When Sony confirmed on Aug. 16 that Rooney Mara had won the coveted role of Lisbeth Salander in the Hollywood adaptation of The Girl With the Dragon Tattoo (and its two inevitable sequels), fans of Stieg Larsson’s blockbuster books had a nearly unanimous reaction: Who? The 25-year-old actress had been a virtual unknown, with just a few little-seen movies on her résumé, including last April’s A Nightmare on Elm Street and the 2009 Michael Cera comedy Youth in Revolt. But within hours of the announcement, Mara’s name was the talk of the film industry — not to mention the Web, where it shot into Google’s top 10 searches. ”It’s the same thing that happened to the Twilight kids,” says PR consultant Vivian Mayer-Siskind, who helped guide Robert Pattinson and Taylor Lautner onto the A list. ”The book has a built-in audience. When you attach an actor’s name to it, it’s instant fame.” (Sony is currently keeping Mara, and the entire production, under wraps, declining requests for interviews.)
The news put an end to one of the most talked-about casting searches in recent history. Early rumors claimed that Ellen Page, Natalie Portman, and Scarlett Johansson were front-runners, sparking debate over whether a known commodity could disappear into the role of the pierced Swedish hacker who helps a reporter (Daniel Craig) solve horrific crimes. According to reports, Mara won the part thanks to pure talent: Director David Fincher fought to cast her after being wowed by her work in The Social Network (out Oct. 1), in which she plays an ex-girlfriend of Facebook CEO Mark Zuckerberg (see sidebar).

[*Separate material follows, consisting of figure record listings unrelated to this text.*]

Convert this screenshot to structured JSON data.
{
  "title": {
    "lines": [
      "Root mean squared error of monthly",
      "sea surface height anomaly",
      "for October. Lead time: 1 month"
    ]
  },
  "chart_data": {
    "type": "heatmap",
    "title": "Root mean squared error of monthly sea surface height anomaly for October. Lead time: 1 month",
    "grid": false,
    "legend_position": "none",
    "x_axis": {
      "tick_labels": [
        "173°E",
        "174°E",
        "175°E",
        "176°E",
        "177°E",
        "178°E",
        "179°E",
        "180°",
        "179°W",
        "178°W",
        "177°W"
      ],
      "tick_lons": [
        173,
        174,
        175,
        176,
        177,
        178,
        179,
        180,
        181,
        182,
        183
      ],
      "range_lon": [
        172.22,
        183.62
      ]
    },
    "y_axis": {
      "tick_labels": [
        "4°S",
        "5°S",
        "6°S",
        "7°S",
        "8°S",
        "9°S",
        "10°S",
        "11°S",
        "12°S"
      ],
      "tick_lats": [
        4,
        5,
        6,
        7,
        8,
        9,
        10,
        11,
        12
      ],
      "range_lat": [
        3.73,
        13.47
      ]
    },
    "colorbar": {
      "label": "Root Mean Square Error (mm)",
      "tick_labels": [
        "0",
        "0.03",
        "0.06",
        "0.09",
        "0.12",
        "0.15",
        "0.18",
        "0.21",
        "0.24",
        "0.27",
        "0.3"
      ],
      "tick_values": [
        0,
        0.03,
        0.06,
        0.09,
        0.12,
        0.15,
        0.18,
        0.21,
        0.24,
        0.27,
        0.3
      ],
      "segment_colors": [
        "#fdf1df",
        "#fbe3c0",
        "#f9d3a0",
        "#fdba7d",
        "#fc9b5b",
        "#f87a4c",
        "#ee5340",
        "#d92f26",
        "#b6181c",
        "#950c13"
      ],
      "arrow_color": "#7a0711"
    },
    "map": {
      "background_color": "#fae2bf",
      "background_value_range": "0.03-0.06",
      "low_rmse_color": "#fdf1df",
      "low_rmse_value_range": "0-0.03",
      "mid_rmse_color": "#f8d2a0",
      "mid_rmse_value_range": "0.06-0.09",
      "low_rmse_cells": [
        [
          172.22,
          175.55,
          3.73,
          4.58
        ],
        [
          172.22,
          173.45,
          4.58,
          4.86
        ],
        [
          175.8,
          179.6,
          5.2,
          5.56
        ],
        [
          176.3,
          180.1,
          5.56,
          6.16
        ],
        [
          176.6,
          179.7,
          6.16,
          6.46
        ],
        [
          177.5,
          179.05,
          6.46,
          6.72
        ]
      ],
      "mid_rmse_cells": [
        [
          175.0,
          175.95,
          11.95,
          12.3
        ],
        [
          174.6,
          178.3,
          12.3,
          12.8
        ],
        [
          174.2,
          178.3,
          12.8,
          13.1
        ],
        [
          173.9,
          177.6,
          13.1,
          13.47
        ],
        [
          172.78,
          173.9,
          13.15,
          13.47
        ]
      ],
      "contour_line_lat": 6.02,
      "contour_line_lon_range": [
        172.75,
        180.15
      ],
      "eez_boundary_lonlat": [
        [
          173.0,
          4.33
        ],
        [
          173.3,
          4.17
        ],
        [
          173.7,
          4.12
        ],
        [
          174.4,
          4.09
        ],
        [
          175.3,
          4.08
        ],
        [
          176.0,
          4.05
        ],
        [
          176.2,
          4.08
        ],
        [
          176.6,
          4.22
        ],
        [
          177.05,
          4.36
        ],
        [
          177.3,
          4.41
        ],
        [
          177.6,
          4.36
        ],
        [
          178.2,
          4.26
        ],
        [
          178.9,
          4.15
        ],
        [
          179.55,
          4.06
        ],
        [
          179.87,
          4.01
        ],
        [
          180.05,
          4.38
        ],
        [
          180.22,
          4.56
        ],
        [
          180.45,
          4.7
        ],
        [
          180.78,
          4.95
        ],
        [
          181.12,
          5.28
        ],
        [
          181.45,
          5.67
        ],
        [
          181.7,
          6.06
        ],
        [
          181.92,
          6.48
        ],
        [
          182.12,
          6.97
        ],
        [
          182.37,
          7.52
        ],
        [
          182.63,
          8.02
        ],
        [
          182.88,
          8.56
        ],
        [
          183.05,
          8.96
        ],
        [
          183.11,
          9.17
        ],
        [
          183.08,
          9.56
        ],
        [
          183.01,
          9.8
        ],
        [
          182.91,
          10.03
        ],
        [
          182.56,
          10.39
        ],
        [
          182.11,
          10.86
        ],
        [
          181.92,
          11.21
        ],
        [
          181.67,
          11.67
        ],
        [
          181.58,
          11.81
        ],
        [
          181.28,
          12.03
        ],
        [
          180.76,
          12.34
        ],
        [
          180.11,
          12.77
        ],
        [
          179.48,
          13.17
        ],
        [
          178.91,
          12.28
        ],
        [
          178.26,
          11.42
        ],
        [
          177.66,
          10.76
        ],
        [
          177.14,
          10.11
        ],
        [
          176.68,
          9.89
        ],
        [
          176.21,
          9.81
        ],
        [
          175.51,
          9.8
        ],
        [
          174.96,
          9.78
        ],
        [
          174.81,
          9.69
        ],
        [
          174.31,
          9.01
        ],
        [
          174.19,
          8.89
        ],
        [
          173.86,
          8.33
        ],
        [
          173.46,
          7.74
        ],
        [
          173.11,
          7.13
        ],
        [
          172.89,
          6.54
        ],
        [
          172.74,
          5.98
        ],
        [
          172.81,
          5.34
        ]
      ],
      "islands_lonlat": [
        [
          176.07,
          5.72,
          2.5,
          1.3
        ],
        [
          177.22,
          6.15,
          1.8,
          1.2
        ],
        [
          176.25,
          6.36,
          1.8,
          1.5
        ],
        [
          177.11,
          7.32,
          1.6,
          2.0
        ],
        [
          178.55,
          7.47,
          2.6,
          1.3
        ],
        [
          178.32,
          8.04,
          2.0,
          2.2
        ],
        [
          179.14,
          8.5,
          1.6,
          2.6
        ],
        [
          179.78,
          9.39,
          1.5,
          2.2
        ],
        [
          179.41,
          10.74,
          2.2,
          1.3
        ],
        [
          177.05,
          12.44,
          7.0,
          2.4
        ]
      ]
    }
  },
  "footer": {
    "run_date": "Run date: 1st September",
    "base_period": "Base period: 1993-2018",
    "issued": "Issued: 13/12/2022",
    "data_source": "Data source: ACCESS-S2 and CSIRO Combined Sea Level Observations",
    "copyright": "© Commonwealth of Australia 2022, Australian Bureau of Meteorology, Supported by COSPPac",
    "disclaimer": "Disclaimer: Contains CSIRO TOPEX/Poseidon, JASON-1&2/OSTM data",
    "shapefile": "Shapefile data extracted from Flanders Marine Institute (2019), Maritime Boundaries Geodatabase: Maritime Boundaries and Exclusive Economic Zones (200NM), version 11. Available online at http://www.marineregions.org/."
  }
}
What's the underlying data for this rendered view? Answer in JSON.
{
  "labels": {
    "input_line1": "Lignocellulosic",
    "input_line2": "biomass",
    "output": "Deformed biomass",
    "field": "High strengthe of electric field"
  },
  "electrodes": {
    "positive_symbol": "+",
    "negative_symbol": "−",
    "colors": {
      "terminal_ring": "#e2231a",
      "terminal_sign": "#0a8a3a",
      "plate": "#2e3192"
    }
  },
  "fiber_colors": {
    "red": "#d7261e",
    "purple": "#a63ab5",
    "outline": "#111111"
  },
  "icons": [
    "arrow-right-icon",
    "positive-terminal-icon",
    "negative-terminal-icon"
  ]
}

So who exactly is Rooney Mara? Born Patricia Rooney Mara, the Bedford, N.Y., native grew up in a family more likely to go to a football game than to the movies: One of her great-grandfathers, Art Rooney, founded the Pittsburgh Steelers, and another, Tim Mara, started the New York Giants, where her father serves as the VP of player evaluation. ”I always wanted to be an actor, but I was always fighting it,” she told a local New York newspaper in 2009. ”It never seemed that honorable to me, and I guess I was always afraid that I might fail.” But following in the footsteps of her big sister, Kate (who has appeared in Brokeback Mountain and Iron Man 2), Rooney moved to L.A. in 2007. Starting with bit parts on TV, she built up credits in indie movies before landing the lead in the revamped A Nightmare on Elm Street.
Scoring the Salander part won’t be the last of Mara’s challenges. Now she has to bear the burden of fans’ expectations for a physically and emotionally demanding role — all while navigating overnight stardom. (”She can expect a lot of opportunistic people trying to become her best friend,” says Mayer-Siskind.) According to Elm Street director Samuel Bayer, Mara is ready. ”Rooney’s no sissy. The last shot I did with her, we dipped her in 10,000 gallons of fake blood at 7 o’clock in the morning, and she just went for it, man,” he says. ”She’s a tough cookie.”
She’s in the Hot Social Network Cast, Too
In October, you can see Mara in the movie about Facebook. The cast is already generating a lot of buzz.
Rooney Mara, 25
In The Social Network’s reportedly searing first scene, Mara (as Mark Zuckerberg’s girlfriend) dumps the Facebook founder.
Andrew Garfield, 27
The Brit actor (who plays Facebook co-creator Eduardo Saverin) was recently cast as Peter Parker in the Spider-Man reboot.
Armie Hammer, 24
An alum of Gossip Girl and Reaper, Hammer teams up with model Josh Pence to play The Social Network’s elite Winklevoss twins.
Justin Timberlake, 29
The pop star — who plays Napster cofounder Sean Parker — is concentrating on movies. Next up: the adult comedy Bad Teacher.
Jesse Eisenberg, 26
His portrayal of Facebook CEO Mark Zuckerberg should push this indie mainstay (Zombieland, Solitary Man) into the big leagues.
Max Minghella, 24
Son of the late director Anthony Minghella (The English Patient), Max plays a business partner left behind by Zuckerberg.